Logo após a vitória de Jair Bolsonaro, uma deputada estadual eleita pelo PSL em Santa Catarina, Ana Caroline Campagnolo, começou uma campanha para que alunos denunciem professores. Prometendo anonimato, ela pede que vídeos e informações de docentes que fizerem “queixas político-partidárias em virtude da vitória do presidente Bolsonaro” sejam repassados para o seu número de celular com o nome do docente, da escola e da cidade.
A Secretaria de Educação de Santa Catarina, por meio de nota, informou que uma lei estadual proíbe o uso de telefone celular nas salas de aula das escolas públicas e privadas do estado.

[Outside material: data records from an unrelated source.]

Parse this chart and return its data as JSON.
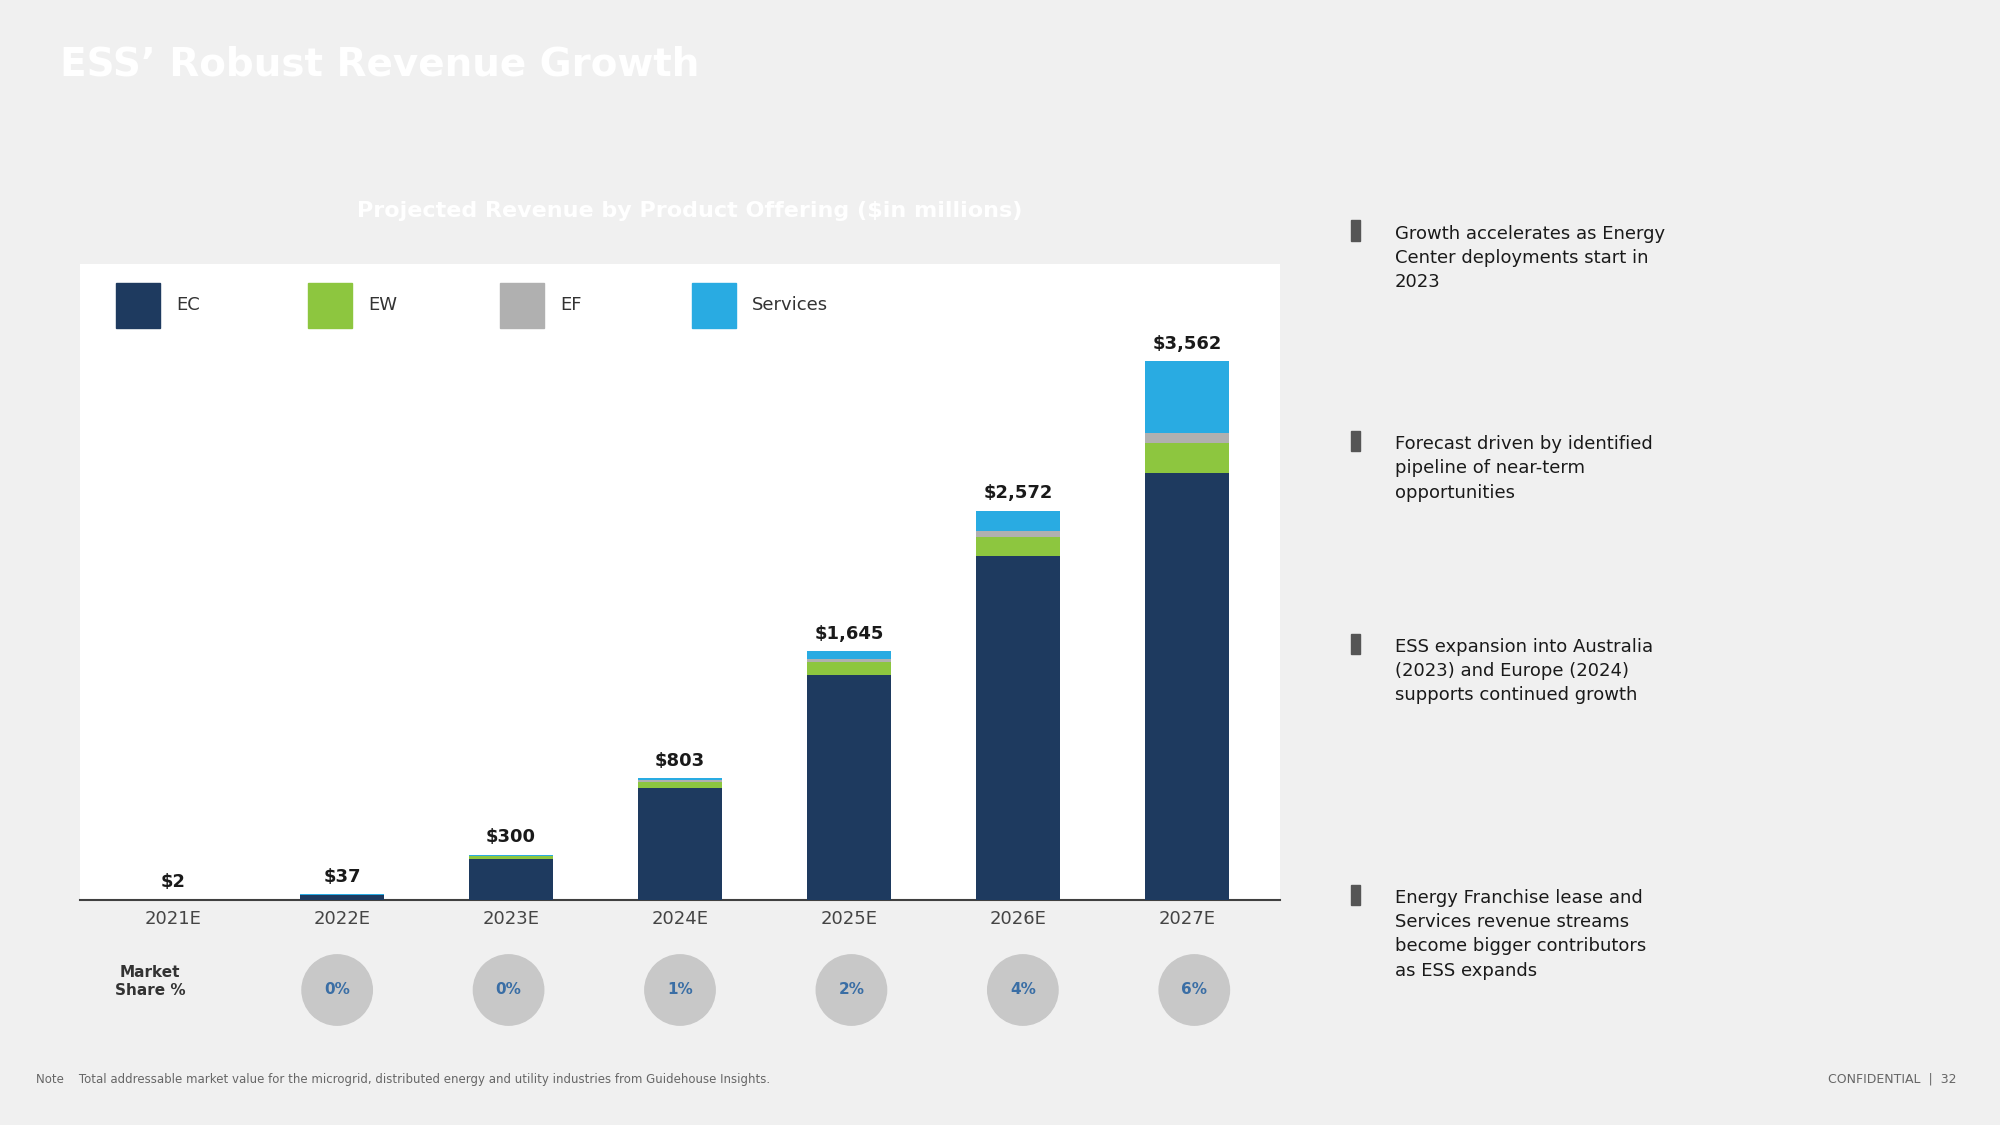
{
  "title": "ESS’ Robust Revenue Growth",
  "chart_title": "Projected Revenue by Product Offering ($in millions)",
  "categories": [
    "2021E",
    "2022E",
    "2023E",
    "2024E",
    "2025E",
    "2026E",
    "2027E"
  ],
  "totals": [
    2,
    37,
    300,
    803,
    1645,
    2572,
    3562
  ],
  "total_labels": [
    "$2",
    "$37",
    "$300",
    "$803",
    "$1,645",
    "$2,572",
    "$3,562"
  ],
  "ec_values": [
    2,
    35,
    272,
    740,
    1490,
    2270,
    2820
  ],
  "ew_values": [
    0,
    1,
    18,
    40,
    80,
    130,
    200
  ],
  "ef_values": [
    0,
    0,
    4,
    10,
    20,
    40,
    65
  ],
  "services_values": [
    0,
    1,
    6,
    13,
    55,
    132,
    477
  ],
  "color_EC": "#1e3a5f",
  "color_EW": "#8dc63f",
  "color_EF": "#b0b0b0",
  "color_Services": "#29abe2",
  "color_header": "#00b0cc",
  "color_chart_title_bg": "#7f7f7f",
  "color_market_circle": "#c8c8c8",
  "color_market_text": "#3a6ea5",
  "market_share_values": [
    "0%",
    "0%",
    "1%",
    "2%",
    "4%",
    "6%"
  ],
  "market_share_label": "Market\nShare %",
  "bullet_points": [
    "Growth accelerates as Energy\nCenter deployments start in\n2023",
    "Forecast driven by identified\npipeline of near-term\nopportunities",
    "ESS expansion into Australia\n(2023) and Europe (2024)\nsupports continued growth",
    "Energy Franchise lease and\nServices revenue streams\nbecome bigger contributors\nas ESS expands"
  ],
  "note_text": "Note    Total addressable market value for the microgrid, distributed energy and utility industries from Guidehouse Insights.",
  "confidential_text": "CONFIDENTIAL  |  32",
  "ylim_max": 4200,
  "slide_bg": "#f0f0f0"
}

“Ainda atenta ao que prevê a legislação, a Constituição Federal de 1988 assegura a liberdade de ensino e aprendizagem, e em seu artigo 206 destaca que o ensino será ministrado com base nos seguintes princípios: liberdade de aprender, ensinar, pesquisar e divulgar o pensamento, a arte e o saber; e o pluralismo de idéias e de concepções pedagógicas. A Lei de Diretrizes e Bases da Educação, em seu artigo terceiro, reafirma as liberdades já garantidas pela Constituição”, completou.
Historiadora, Campagnolo processou a professora Marlene de Fáveri, da Universidade do Estado de Santa Catarina (Udesc) e sua ex-orientadora no mestrado, em 2016, por suposta “perseguição ideológica”. O caso, que marcou as discussões acerca do movimento Escola Sem Partido, foi julgado improcedente em setembro deste ano pelo 1° Juizado Especial Cível de Chapecó (SC), mas a deputada estadual eleita recorreu.
Na publicação deste domingo, Campagnolo diz que “professores e doutrinadores estarão inconformados e revoltados”. “Muitos deles não conterão sua ira e farão da sala de aula um auditório cativo para suas queixas político-partidárias em virtude da vitória de Bolsonaro. Filme ou grave todas as manifestações político-partidárias ou ideológica”, diz a mensagem.
Na legenda, ela afirma ainda que “professores éticos e competentes não precisam se preocupar”. E faz uma ponderação para que vídeos de outros estados não sejam mais enviados. “Não temos como administrar tantos conteúdos. Alunos que sentirem seu direitos violados podem usar gravadores ou câmeras para registrar os fatos”, orienta.
Nos comentários da publicação, Campagnolo sugere que os estudantes “deixem o celular em casa e levem gravador e filmadora”, em resposta a um internauta que questionou se celulares não seriam proibidos em sala de aula. Em outra resposta, reforçou que “é só se comportar direitinho que não precisa ter medo”. Ela também afirmou que as imagens enviadas para o seu celular não serão divulgadas, e sim utilizadas para uma “investigação” e para que sejam verificadas as “medidas cabíveis em cada caso”.
A aprovação do projeto Escola Sem Partido no Congresso é uma das principais bandeiras de Bolsonaro. O movimento, por sua vez, já foi contestado pela Advocacia-Geral da União (AGU), Ministério Público Federal (MPF) e associação de professores.
Repercussão
Um abaixo-assinado pedindo a impugnação de Ana Caroline Campagnolo foi criado por professores na internet e tinha, até as 16h15 desta segunda-feira, mais de 83.000 assinaturas. “Nós professores entendemos que a referida Ana Caroline está incitando ao ódio ao afirmar inverdades, provocando um ambiente escolar insalubre, visto que nas atribuições em sala de aula, os professores, sobretudo os da área de humanas (alvo das críticas da referida), não fazem doutrinação ao ensinarem seus conteúdos, mas os apresentam e promovem debates com a total lisura, respeitando o livre pensamento dos alunos e da comunidade educacional em geral”, diz o abaixo-assinado.
O Sinte (Sindicato dos Trabalhadores em Educação), regional da cidade de São José, repudiou a prática da deputada eleita por meio de nota oficial. “Tal postagem incita a coação dos professores em sala de aula e promove o desrespeito aos educadores, comprometendo a didática pedagógica profissional”, diz a nota. “Por ser uma futura legisladora, que deve cumprir com sua obrigações constitucionais, ela não pode promover o descumprimento das leis. Nesse sentindo solicitamos ao MP que tome as providências cabíveis”, conclui.